When The Sergeants Call The Companies Together, They Are Eager
Enough.
Anything is better than lying still looking up at the sunny,
inscrutable hills, or down into the plain crawling with black oxen.
Among the group of staff officers some one has lost a cigar-holder.
It has slipped from between his fingers, and, with the vindictiveness
of inanimate things, has slid and jumped under a pile of rocks. The
interest of all around is instantly centred on the lost cigar-holder.
The Tommies begin to roll the rocks away, endangering the limbs of
the men below them, and half the kopje is obliterated. They are as
keen as terriers after a rat. The officers sit above and give advice
and disagree as to where that cigar-holder hid itself. Over their
heads, not twenty feet above, the shells chase each other fiercely.
But the officers have become accustomed to shells; a search for a
lost cigar-holder, which is going on under their very eyes, is of
greater interest. And when at last a Tommy pounces upon it with a
laugh of triumph, the officers look their disappointment, and, with a
sigh of resignation, pick up their field-glasses.

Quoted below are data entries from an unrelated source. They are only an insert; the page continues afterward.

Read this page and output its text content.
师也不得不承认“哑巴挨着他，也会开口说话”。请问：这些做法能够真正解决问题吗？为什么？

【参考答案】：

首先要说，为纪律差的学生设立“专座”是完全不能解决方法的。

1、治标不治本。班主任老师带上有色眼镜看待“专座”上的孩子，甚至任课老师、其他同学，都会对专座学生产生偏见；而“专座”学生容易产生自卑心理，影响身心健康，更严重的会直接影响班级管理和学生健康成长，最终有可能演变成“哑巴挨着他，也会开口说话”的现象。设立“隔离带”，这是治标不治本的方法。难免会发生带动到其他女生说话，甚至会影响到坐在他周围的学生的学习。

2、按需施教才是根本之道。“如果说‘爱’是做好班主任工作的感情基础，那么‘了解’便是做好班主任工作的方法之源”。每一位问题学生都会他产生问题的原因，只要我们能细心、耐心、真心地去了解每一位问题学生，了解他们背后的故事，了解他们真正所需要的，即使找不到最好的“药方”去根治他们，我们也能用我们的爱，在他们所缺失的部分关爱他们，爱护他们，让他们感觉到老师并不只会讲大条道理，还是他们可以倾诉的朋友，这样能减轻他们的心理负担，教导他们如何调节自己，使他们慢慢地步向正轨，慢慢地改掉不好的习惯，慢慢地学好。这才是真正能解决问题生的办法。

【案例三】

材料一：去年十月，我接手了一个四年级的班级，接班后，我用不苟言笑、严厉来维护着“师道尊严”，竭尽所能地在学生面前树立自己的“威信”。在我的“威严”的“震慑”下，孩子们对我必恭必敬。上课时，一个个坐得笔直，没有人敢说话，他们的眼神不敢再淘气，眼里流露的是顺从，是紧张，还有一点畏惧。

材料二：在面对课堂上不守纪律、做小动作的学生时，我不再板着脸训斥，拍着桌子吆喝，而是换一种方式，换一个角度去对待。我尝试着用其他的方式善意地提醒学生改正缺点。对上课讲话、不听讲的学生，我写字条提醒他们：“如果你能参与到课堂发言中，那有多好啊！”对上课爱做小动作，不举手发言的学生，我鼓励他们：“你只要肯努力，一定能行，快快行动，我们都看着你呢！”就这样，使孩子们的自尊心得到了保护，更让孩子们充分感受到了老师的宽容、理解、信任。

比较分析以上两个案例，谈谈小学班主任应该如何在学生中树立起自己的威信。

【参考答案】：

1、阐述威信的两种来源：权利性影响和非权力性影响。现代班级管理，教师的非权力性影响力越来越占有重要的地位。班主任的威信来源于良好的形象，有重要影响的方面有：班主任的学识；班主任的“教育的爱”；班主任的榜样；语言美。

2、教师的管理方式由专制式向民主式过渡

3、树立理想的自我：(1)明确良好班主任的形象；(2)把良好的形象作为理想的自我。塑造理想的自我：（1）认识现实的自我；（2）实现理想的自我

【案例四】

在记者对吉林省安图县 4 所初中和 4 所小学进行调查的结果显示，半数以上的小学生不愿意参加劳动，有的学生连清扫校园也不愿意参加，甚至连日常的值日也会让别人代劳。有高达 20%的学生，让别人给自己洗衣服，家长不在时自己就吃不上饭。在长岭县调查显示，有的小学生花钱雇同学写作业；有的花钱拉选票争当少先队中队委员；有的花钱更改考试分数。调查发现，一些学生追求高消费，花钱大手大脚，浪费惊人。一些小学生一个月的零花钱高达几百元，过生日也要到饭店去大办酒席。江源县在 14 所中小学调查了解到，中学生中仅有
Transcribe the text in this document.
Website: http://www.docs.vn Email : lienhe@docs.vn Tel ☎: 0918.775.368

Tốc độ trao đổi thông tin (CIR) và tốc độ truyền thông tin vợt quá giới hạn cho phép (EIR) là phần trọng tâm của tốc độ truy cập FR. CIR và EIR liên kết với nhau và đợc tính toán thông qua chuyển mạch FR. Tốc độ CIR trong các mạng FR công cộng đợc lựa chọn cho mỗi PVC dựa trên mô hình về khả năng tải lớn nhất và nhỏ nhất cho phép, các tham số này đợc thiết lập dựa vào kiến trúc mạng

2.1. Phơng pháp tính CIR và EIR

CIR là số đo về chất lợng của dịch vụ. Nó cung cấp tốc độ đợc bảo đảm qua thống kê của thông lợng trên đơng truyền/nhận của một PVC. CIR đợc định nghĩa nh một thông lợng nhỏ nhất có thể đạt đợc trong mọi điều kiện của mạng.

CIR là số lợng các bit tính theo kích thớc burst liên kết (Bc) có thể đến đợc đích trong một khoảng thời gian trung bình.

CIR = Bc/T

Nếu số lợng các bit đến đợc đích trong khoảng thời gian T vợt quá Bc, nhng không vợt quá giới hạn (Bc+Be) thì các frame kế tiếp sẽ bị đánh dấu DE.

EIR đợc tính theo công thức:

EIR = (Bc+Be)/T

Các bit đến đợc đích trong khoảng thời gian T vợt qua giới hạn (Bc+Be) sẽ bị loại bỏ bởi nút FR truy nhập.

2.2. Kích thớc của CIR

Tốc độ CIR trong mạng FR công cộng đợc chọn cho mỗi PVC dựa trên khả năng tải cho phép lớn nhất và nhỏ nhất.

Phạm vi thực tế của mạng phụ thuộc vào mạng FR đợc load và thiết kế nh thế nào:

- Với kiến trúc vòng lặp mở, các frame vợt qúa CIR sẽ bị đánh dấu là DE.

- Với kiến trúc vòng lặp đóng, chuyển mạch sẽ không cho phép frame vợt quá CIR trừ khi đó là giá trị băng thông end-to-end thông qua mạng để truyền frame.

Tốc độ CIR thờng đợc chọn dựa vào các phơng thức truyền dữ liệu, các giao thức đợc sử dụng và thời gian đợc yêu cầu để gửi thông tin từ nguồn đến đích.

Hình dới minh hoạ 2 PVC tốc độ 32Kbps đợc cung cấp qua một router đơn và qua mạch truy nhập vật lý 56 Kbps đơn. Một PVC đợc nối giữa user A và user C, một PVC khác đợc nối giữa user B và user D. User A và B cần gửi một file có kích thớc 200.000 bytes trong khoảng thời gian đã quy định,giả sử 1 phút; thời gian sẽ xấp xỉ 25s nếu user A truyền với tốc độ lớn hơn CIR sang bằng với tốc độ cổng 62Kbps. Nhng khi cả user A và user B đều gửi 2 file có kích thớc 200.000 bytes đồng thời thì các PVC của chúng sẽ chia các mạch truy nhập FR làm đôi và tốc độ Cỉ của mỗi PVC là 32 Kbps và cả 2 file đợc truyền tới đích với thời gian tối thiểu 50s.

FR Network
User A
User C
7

It is all a question of familiarity. On Broadway, if a building is
going up where there is a chance of a loose brick falling on some
one's head, the contractor puts up red signs marked "Danger!" and you
dodge over to the other side. But if you had been in battle for
twelve days, as have the soldiers of Buller's column, passing shells
would interest you no more than do passing cable-cars.